Il faudra patienter encore plus de quatre mois pour tester la nouvelle solution suisse de paiement via smartphone. Jeudi, les promoteurs de Twint ont annoncé que l’application pour téléphone devrait être disponible en avril. Issue de la fusion avec l’autre solution suisse Paymit, elle fera face à Apple Pay, disponible depuis début juillet 2016 en Suisse.

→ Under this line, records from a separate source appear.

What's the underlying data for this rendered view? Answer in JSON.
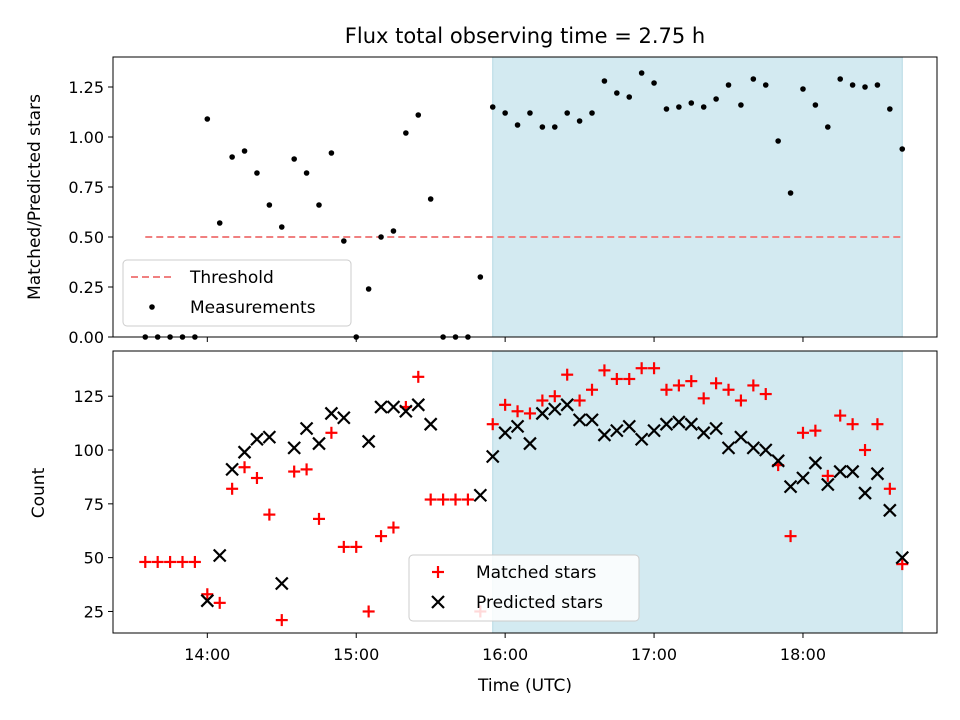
{
  "chart_data": [
    {
      "type": "scatter",
      "title": "Flux total observing time = 2.75 h",
      "xlabel": "",
      "ylabel": "Matched/Predicted stars",
      "xlim": [
        "13:22",
        "18:54"
      ],
      "ylim": [
        0,
        1.4
      ],
      "yticks": [
        0.0,
        0.25,
        0.5,
        0.75,
        1.0,
        1.25
      ],
      "ytick_labels": [
        "0.00",
        "0.25",
        "0.50",
        "0.75",
        "1.00",
        "1.25"
      ],
      "shaded_span": {
        "x0": "15:55",
        "x1": "18:40",
        "color": "#d3eaf1"
      },
      "threshold": {
        "y": 0.5,
        "x0": "13:35",
        "x1": "18:40",
        "color": "#f08080"
      },
      "legend": {
        "position": "lower-left",
        "entries": [
          "Threshold",
          "Measurements"
        ]
      },
      "series": [
        {
          "name": "Measurements",
          "marker": "dot",
          "color": "#000000",
          "points": [
            [
              "13:35",
              0
            ],
            [
              "13:40",
              0
            ],
            [
              "13:45",
              0
            ],
            [
              "13:50",
              0
            ],
            [
              "13:55",
              0
            ],
            [
              "14:00",
              1.09
            ],
            [
              "14:05",
              0.57
            ],
            [
              "14:10",
              0.9
            ],
            [
              "14:15",
              0.93
            ],
            [
              "14:20",
              0.82
            ],
            [
              "14:25",
              0.66
            ],
            [
              "14:30",
              0.55
            ],
            [
              "14:35",
              0.89
            ],
            [
              "14:40",
              0.82
            ],
            [
              "14:45",
              0.66
            ],
            [
              "14:50",
              0.92
            ],
            [
              "14:55",
              0.48
            ],
            [
              "15:00",
              0
            ],
            [
              "15:05",
              0.24
            ],
            [
              "15:10",
              0.5
            ],
            [
              "15:15",
              0.53
            ],
            [
              "15:20",
              1.02
            ],
            [
              "15:25",
              1.11
            ],
            [
              "15:30",
              0.69
            ],
            [
              "15:35",
              0
            ],
            [
              "15:40",
              0
            ],
            [
              "15:45",
              0
            ],
            [
              "15:50",
              0.3
            ],
            [
              "15:55",
              1.15
            ],
            [
              "16:00",
              1.12
            ],
            [
              "16:05",
              1.06
            ],
            [
              "16:10",
              1.12
            ],
            [
              "16:15",
              1.05
            ],
            [
              "16:20",
              1.05
            ],
            [
              "16:25",
              1.12
            ],
            [
              "16:30",
              1.08
            ],
            [
              "16:35",
              1.12
            ],
            [
              "16:40",
              1.28
            ],
            [
              "16:45",
              1.22
            ],
            [
              "16:50",
              1.2
            ],
            [
              "16:55",
              1.32
            ],
            [
              "17:00",
              1.27
            ],
            [
              "17:05",
              1.14
            ],
            [
              "17:10",
              1.15
            ],
            [
              "17:15",
              1.17
            ],
            [
              "17:20",
              1.15
            ],
            [
              "17:25",
              1.19
            ],
            [
              "17:30",
              1.26
            ],
            [
              "17:35",
              1.16
            ],
            [
              "17:40",
              1.29
            ],
            [
              "17:45",
              1.26
            ],
            [
              "17:50",
              0.98
            ],
            [
              "17:55",
              0.72
            ],
            [
              "18:00",
              1.24
            ],
            [
              "18:05",
              1.16
            ],
            [
              "18:10",
              1.05
            ],
            [
              "18:15",
              1.29
            ],
            [
              "18:20",
              1.26
            ],
            [
              "18:25",
              1.25
            ],
            [
              "18:30",
              1.26
            ],
            [
              "18:35",
              1.14
            ],
            [
              "18:40",
              0.94
            ]
          ]
        }
      ]
    },
    {
      "type": "scatter",
      "title": "",
      "xlabel": "Time (UTC)",
      "ylabel": "Count",
      "xlim": [
        "13:22",
        "18:54"
      ],
      "ylim": [
        15,
        146
      ],
      "xticks": [
        "14:00",
        "15:00",
        "16:00",
        "17:00",
        "18:00"
      ],
      "xtick_labels": [
        "14:00",
        "15:00",
        "16:00",
        "17:00",
        "18:00"
      ],
      "yticks": [
        25,
        50,
        75,
        100,
        125
      ],
      "ytick_labels": [
        "25",
        "50",
        "75",
        "100",
        "125"
      ],
      "shaded_span": {
        "x0": "15:55",
        "x1": "18:40",
        "color": "#d3eaf1"
      },
      "legend": {
        "position": "lower-center",
        "entries": [
          "Matched stars",
          "Predicted stars"
        ]
      },
      "series": [
        {
          "name": "Matched stars",
          "marker": "plus",
          "color": "#ff0000",
          "points": [
            [
              "13:35",
              48
            ],
            [
              "13:40",
              48
            ],
            [
              "13:45",
              48
            ],
            [
              "13:50",
              48
            ],
            [
              "13:55",
              48
            ],
            [
              "14:00",
              33
            ],
            [
              "14:05",
              29
            ],
            [
              "14:10",
              82
            ],
            [
              "14:15",
              92
            ],
            [
              "14:20",
              87
            ],
            [
              "14:25",
              70
            ],
            [
              "14:30",
              21
            ],
            [
              "14:35",
              90
            ],
            [
              "14:40",
              91
            ],
            [
              "14:45",
              68
            ],
            [
              "14:50",
              108
            ],
            [
              "14:55",
              55
            ],
            [
              "15:00",
              55
            ],
            [
              "15:05",
              25
            ],
            [
              "15:10",
              60
            ],
            [
              "15:15",
              64
            ],
            [
              "15:20",
              120
            ],
            [
              "15:25",
              134
            ],
            [
              "15:30",
              77
            ],
            [
              "15:35",
              77
            ],
            [
              "15:40",
              77
            ],
            [
              "15:45",
              77
            ],
            [
              "15:50",
              25
            ],
            [
              "15:55",
              112
            ],
            [
              "16:00",
              121
            ],
            [
              "16:05",
              118
            ],
            [
              "16:10",
              117
            ],
            [
              "16:15",
              123
            ],
            [
              "16:20",
              125
            ],
            [
              "16:25",
              135
            ],
            [
              "16:30",
              123
            ],
            [
              "16:35",
              128
            ],
            [
              "16:40",
              137
            ],
            [
              "16:45",
              133
            ],
            [
              "16:50",
              133
            ],
            [
              "16:55",
              138
            ],
            [
              "17:00",
              138
            ],
            [
              "17:05",
              128
            ],
            [
              "17:10",
              130
            ],
            [
              "17:15",
              132
            ],
            [
              "17:20",
              124
            ],
            [
              "17:25",
              131
            ],
            [
              "17:30",
              128
            ],
            [
              "17:35",
              123
            ],
            [
              "17:40",
              130
            ],
            [
              "17:45",
              126
            ],
            [
              "17:50",
              93
            ],
            [
              "17:55",
              60
            ],
            [
              "18:00",
              108
            ],
            [
              "18:05",
              109
            ],
            [
              "18:10",
              88
            ],
            [
              "18:15",
              116
            ],
            [
              "18:20",
              112
            ],
            [
              "18:25",
              100
            ],
            [
              "18:30",
              112
            ],
            [
              "18:35",
              82
            ],
            [
              "18:40",
              47
            ]
          ]
        },
        {
          "name": "Predicted stars",
          "marker": "x",
          "color": "#000000",
          "points": [
            [
              "14:00",
              30
            ],
            [
              "14:05",
              51
            ],
            [
              "14:10",
              91
            ],
            [
              "14:15",
              99
            ],
            [
              "14:20",
              105
            ],
            [
              "14:25",
              106
            ],
            [
              "14:30",
              38
            ],
            [
              "14:35",
              101
            ],
            [
              "14:40",
              110
            ],
            [
              "14:45",
              103
            ],
            [
              "14:50",
              117
            ],
            [
              "14:55",
              115
            ],
            [
              "15:05",
              104
            ],
            [
              "15:10",
              120
            ],
            [
              "15:15",
              120
            ],
            [
              "15:20",
              118
            ],
            [
              "15:25",
              121
            ],
            [
              "15:30",
              112
            ],
            [
              "15:50",
              79
            ],
            [
              "15:55",
              97
            ],
            [
              "16:00",
              108
            ],
            [
              "16:05",
              111
            ],
            [
              "16:10",
              103
            ],
            [
              "16:15",
              117
            ],
            [
              "16:20",
              119
            ],
            [
              "16:25",
              121
            ],
            [
              "16:30",
              114
            ],
            [
              "16:35",
              114
            ],
            [
              "16:40",
              107
            ],
            [
              "16:45",
              109
            ],
            [
              "16:50",
              111
            ],
            [
              "16:55",
              105
            ],
            [
              "17:00",
              109
            ],
            [
              "17:05",
              112
            ],
            [
              "17:10",
              113
            ],
            [
              "17:15",
              112
            ],
            [
              "17:20",
              108
            ],
            [
              "17:25",
              110
            ],
            [
              "17:30",
              101
            ],
            [
              "17:35",
              106
            ],
            [
              "17:40",
              101
            ],
            [
              "17:45",
              100
            ],
            [
              "17:50",
              95
            ],
            [
              "17:55",
              83
            ],
            [
              "18:00",
              87
            ],
            [
              "18:05",
              94
            ],
            [
              "18:10",
              84
            ],
            [
              "18:15",
              90
            ],
            [
              "18:20",
              90
            ],
            [
              "18:25",
              80
            ],
            [
              "18:30",
              89
            ],
            [
              "18:35",
              72
            ],
            [
              "18:40",
              50
            ]
          ]
        }
      ]
    }
  ]
}
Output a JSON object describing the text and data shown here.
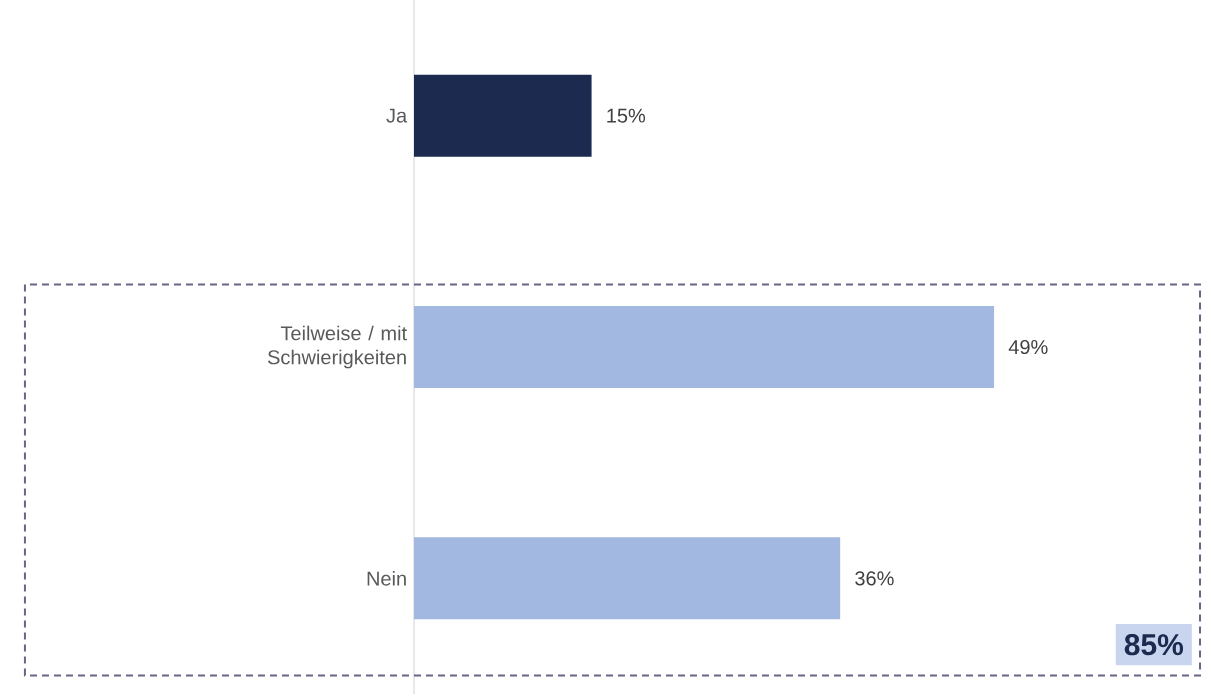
{
  "chart_data": {
    "type": "bar",
    "orientation": "horizontal",
    "categories": [
      "Ja",
      "Teilweise / mit Schwierigkeiten",
      "Nein"
    ],
    "values": [
      15,
      49,
      36
    ],
    "colors": [
      "#1b2a4e",
      "#a2b8e0",
      "#a2b8e0"
    ],
    "value_labels": [
      "15%",
      "49%",
      "36%"
    ],
    "annotations": [
      "85%"
    ]
  }
}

Twint devra aussi convaincre des consommateurs encore adeptes des paiements par cash.

Lors d’une conférence jeudi à Berne, les promoteurs de Twint ont vanté les fonctions à venir de l’application: paiement dans des milliers de magasins, regroupement des cartes de fidélité numériques, versement d’argent entre amis… Mais pourquoi un lancement en avril 2017, alors que les négociations entre Twint et Paymit ont démarré en mars 2016? «En réalité, nous allons très vite: fusionner ces deux services aurait dû prendre trois ans, nous le ferons en moins d’un an», affirme Thierry Kneissler, responsable de Twint. Il affirme aussi avoir été dépassé par la demande. «Plus de 30 banques ont demandé à faire partie du projet, cela demande un travail de synergie considérable. Et cela sera bénéfique au client», poursuit-il.

250 000 transactions par mois

A l’origine, l’application Paymit était soutenue surtout par UBS, SIX et Swisscom, Twint étant développée par Postfinance et Coop. Les deux solutions sont toujours en fonction – elles ont été téléchargées par 550 000 Suisses, qui effectuent actuellement 250 000 transactions par mois. Mais les deux systèmes, très proches, ont des limites et certaines opérations sont compliquées. «En avril, il sera possible, lors d’un achat, de débiter directement son compte, que vous soyez client de Credit Suisse ou de la BCV», assure Thierry Kneissler.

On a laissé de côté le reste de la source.